User styles and website design

People move around the web using a range of characteristic styles. When you are creating websites you need to ensure your site accommodates all these styles. Jakob Neilson tells us people who visit websites are often:

  • Clickers,
  • Scanners,
  • Printers, or
  • Multiple-window users

Each of these has their own needs

Clickers click rapidly through websites

Creating websites that are clicker-friendly means having:

  • Highly relevant content visible immediately
  • Conventional navigation tools

Clickers click rapidly through websites looking for relevant information. They rely heavily on what they see first on the screen to decide whether to stay or move on. Clickers seldom scroll down and are unlikely to stay on your page unless they immediately see something they are looking for.

Create your top screen to contain headlines, highlighted text or an image that is relevant and interesting. This should not be in the form of a graphic banner at the top of the screen as research has shown that people ignore these as advertisements. As clickers move rapidly from page to page they need conventional navigational tools. Remember that they will spend more time on web sites other than yours and will not want to learn a new system in the short time they are on your site.

Scanners scan headlines

Creating websites that are scanner-friendly means having:

  • Meaningful headlines
  • Concise summaries

Scanners scan through the information on a page but rarely spend more than 10 seconds on any one page. They may scroll down but will focus on headlines, summaries, topic sentences and other short pieces of information.

You need to use headlines and summaries which are informative and concise. Avoid headlines the meaning of which only becomes apparent when the visitor reads the underlying text.

Printers print to read later

Creating websites that are printer-friendly means having:

  • Printer-friendly page options

Reading from a computer monitor is much slower than from paper and monitors are not easy to read for long periods. This is related to screen contrast and the 72 dots per inch display that monitors use.

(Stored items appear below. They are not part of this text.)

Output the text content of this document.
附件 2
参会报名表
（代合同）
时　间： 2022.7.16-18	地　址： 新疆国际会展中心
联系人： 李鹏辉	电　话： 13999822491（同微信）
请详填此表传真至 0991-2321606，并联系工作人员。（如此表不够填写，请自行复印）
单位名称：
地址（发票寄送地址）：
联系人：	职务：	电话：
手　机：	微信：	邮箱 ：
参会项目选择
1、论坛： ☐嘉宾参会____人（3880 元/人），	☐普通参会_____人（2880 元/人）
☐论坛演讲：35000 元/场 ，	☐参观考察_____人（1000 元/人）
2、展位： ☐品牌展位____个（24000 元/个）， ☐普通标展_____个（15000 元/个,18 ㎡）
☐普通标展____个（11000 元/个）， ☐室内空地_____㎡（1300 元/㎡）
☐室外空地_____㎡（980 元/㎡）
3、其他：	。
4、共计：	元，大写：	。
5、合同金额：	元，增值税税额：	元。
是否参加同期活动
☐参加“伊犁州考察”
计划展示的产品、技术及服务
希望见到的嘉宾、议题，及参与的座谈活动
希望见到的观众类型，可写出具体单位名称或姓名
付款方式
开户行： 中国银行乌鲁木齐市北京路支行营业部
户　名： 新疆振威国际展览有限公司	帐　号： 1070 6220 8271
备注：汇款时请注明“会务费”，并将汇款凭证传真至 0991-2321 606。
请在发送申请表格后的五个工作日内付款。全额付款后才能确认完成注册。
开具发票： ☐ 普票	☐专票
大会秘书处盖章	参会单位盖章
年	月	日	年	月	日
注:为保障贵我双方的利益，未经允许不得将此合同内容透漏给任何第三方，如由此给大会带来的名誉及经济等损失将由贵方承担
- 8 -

People often print articles for offline reading. This is particularly likely to happen when pages contain complex but relevant information, a visitor only has intermittent access to the Internet or prefers to read curled up in bed.

Printing out web pages can be frustrating. Often it produces reams of paper pages each of which is cluttered by logos and navigational tools. If the designer has chosen a fixed rather than liquid design for the web pages parts of them may not even appear on the printed version.

Make a printer-friendly version available

There are two options to making a printer-friendly version available.

  • Duplicate every page as a printer-friendly version, or
  • Use a print media cascading style sheet.

Duplicating every page as a printer-friendly version as a re-worked html page, a pdf file or an rtf file is hard work. The screen version and print version must be kept synchronised and if one is changed the other must also be changed. You are in effect creating two websites.

On this site I use a print style sheet, which is only called into action when the page is printed. I have put an icon into the top right of each page to make this apparent. It is surprisingly easy to do. However, even when your visitors print the page using their browsers’ print function, they will get the print version. This may be seen as a disadvantage for people who want to print out the web page complete with advertising banners, navigation bars etc..

Multiple window users

Creating websites that are multiple window user-friendly means having:

  • A consistent page layout
  • Meaningful meta-tag page titles

Some users alternate between multiple sites using multiple open windows (interlaced browsing)or multiple tabs. The implication of this is that you have to accommodate for users who leave and return frequently.

You can help these users to orient themselves by having a consistent layout and using simple headlines so that they know when they are back on your site. Use meaningful meta-tag page titles that will be visible in the Windows task bar or tab title when your site is minimized.

Creating a website for general styles is not enough

Creating websites that suit all of these characteristics is a great start, but not enough. You need to know the style and characteristics of your particular target audience. Only then can you produce good audience dynamics that encourage your visitors to stay longer on your site, and then to come back for more.